第37章 待伏
立「あの人の……どこがそんなに好きなんですか…?」
「それは……
僕がわざわざ言わなくてもお前なら分かってるんじゃないのか?
この前美緒と体術の稽古をした時の話は風見から聞いている。」
立「っ……。」
美緒は怪我をしていた立花を気遣って
彼女の傷が悪化しないように手を出さずにいたと聞いた。
その話を聞いた時、美緒らしいと思って笑ってしまった。
「あいつは…
いつも自分のことより他人のことばかり気にしてるバカな奴だけど
僕が今まで出会った中で、1番優しいと思った女だ。
だから好きになった。
僕はこれから先も…彼女しか愛せない。
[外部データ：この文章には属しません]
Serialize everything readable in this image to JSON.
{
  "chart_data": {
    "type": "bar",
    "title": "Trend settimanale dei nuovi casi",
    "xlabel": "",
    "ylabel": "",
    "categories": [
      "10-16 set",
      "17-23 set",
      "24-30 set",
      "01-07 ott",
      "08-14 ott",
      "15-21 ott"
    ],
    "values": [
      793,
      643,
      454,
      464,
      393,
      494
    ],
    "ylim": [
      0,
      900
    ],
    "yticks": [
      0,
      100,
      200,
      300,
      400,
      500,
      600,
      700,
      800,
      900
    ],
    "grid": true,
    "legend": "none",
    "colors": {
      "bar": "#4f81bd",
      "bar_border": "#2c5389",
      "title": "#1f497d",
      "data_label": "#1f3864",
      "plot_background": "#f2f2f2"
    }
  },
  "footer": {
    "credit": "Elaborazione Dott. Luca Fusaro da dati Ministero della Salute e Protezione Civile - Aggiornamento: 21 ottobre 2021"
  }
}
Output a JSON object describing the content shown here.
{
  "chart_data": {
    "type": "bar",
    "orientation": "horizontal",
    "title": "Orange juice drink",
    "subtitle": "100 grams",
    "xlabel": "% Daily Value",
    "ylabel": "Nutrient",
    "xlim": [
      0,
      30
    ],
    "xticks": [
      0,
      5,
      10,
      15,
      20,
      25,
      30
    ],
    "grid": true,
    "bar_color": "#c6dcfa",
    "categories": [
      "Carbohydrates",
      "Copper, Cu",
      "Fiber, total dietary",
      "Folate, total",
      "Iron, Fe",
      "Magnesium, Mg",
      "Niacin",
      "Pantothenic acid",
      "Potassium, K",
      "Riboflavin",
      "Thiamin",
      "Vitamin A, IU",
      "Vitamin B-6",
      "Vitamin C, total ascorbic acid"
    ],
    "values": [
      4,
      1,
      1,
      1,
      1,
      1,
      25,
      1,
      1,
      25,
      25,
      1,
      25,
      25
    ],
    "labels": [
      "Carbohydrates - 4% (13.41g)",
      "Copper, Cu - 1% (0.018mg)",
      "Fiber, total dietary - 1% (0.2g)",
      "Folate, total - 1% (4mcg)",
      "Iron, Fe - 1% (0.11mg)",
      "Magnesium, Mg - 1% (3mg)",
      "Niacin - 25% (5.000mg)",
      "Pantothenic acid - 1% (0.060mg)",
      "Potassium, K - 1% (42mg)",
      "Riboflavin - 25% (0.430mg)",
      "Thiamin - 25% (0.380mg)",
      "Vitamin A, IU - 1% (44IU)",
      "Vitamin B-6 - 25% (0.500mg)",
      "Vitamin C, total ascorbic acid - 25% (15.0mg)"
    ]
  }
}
」
これが僕の本心だ。
立花は少しの間、俯いたまま無言でいたが
顔を上げた時にはもう吹っ切れたような顔に変わっていた。
立「本当に…若山さんにベタ惚れなんですね。
…正直に話してくれてありがとうございました。
あなたのことは…ちゃんと諦めるように努力します。」
「ああ。
お前は風見達と同じ、僕の大事な部下の1人だ。
これからもしっかり働いてくれ。」
「っ、はい!頑張ります!!
あと……風見さんから聞いてらっしゃると思いますが
若山さんに意地悪なことを言ってしまったので
謝っておいてもらえますか?」
「わかった、伝えておく。じゃあな。」
僕はマンションを出て美緒の家に行こうかと思ったが
故意ではないとはいえ、他の女とキスしてしまったことが後ろめたくて、今日は自分の家に帰ることにした。
しかし美緒が昨日に引き続き
僕と立花が一緒にいるところを見て泣いていたなんて……
なんで気付かなかったんだろうと激しく後悔した。